SYNTHESIS AND POLYMER-MEDIATED REGIOSELECTIVE SELF-ASSEMBLY OF SHAPED PLASMONIC NANOPARTICLES
Publication or External Link
Plasmonic nanoparticles with collective excitations of the conduction-band electrons have many potential applications in surfaceenhanced spectroscopies, photocatalysis, photovoltaics, and biomedicine. The plasmonic properties are highly tunable via the size, shape, chemical composition, and surrounding media of individual nanoparticles, as well as by the interactions with other nanoparticles in close proximity. Fabricating plasmonic nanostructures with precisely controlled size, shape, and interparticle distance is critical for harnessing desirable properties. Although top-down lithographic techniques are widely used for fabricating shaped plasmonic nanoparticles and ensembles, the products are limited to 2D planar structures and the cost can be prohibitive. As low-cost and versatile alternatives, colloidal synthesis and self-assembly have been explored to fabricate complex plasmonic nanostructures.In this dissertation, wet-chemistry synthetic and self-assembly approaches are explored for fabricating well-defined plasmonic nanostructures with high structural complexity. Chapter 2 describes a facile synthetic method for circular and triangular gold nanorings with tunable diameters, ring thicknesses, surface roughness, and hence the plasmonic response. The gold nanorings with rough surface show 100-fold higher enhancement factor than solid gold nanoparticles as substrate for surface-enhanced Raman spectroscopy. In chapter 3, we demonstrate regioselective bonding between nanospheres and nanoplates originating from the steric hindrance of polymeric ligand brushes and the anisotropy of nanoparticles. The regioselectivity enables a self-assembly system with precise control over the relative orientation of Au nanospheres on Ag nanoplates and the stoichiometry of reactive groups of copolymeric ligands dictates the number of nanoparticles in one nanocluster. The yield of each assembly was ~70% without further purification. Optical study reveals that different bonding modes affect the plasmonic coupling of assembled structures. In chapter 4, the regioselective bonding is applied to fabricate complex plasmonic nanocluster, nanoflowers and nanobuds, with distinct bonding modes.

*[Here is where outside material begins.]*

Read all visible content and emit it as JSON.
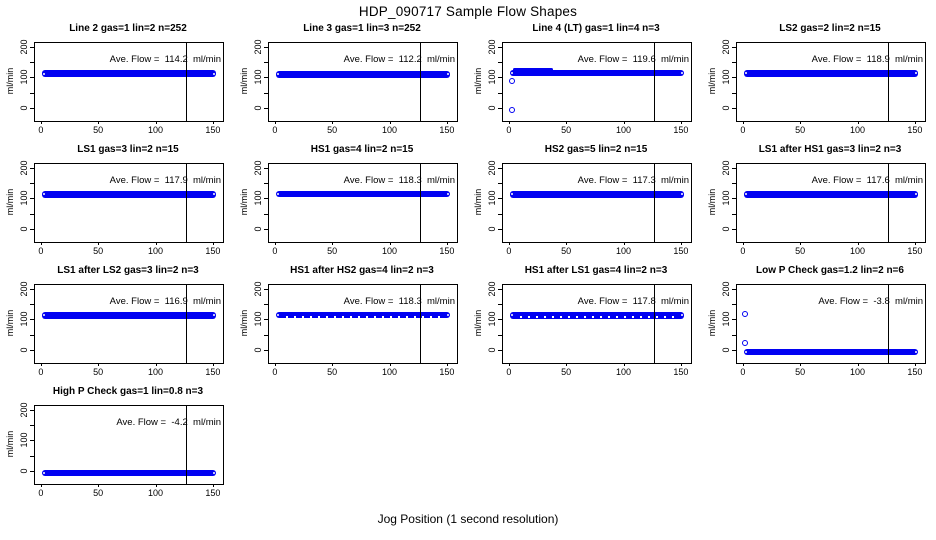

Compared with nanobuds, nanoflowers with the same number of petals show stronger electric field enhancement and further localized surface plasmon resonance peak shifts.
The synthetic and self-assembly methods demonstrated in this dissertation have great potentials and versatility in designing not only plasmonic nanoclusters, but also other inorganic nanoparticle-based functional structures with high complexity.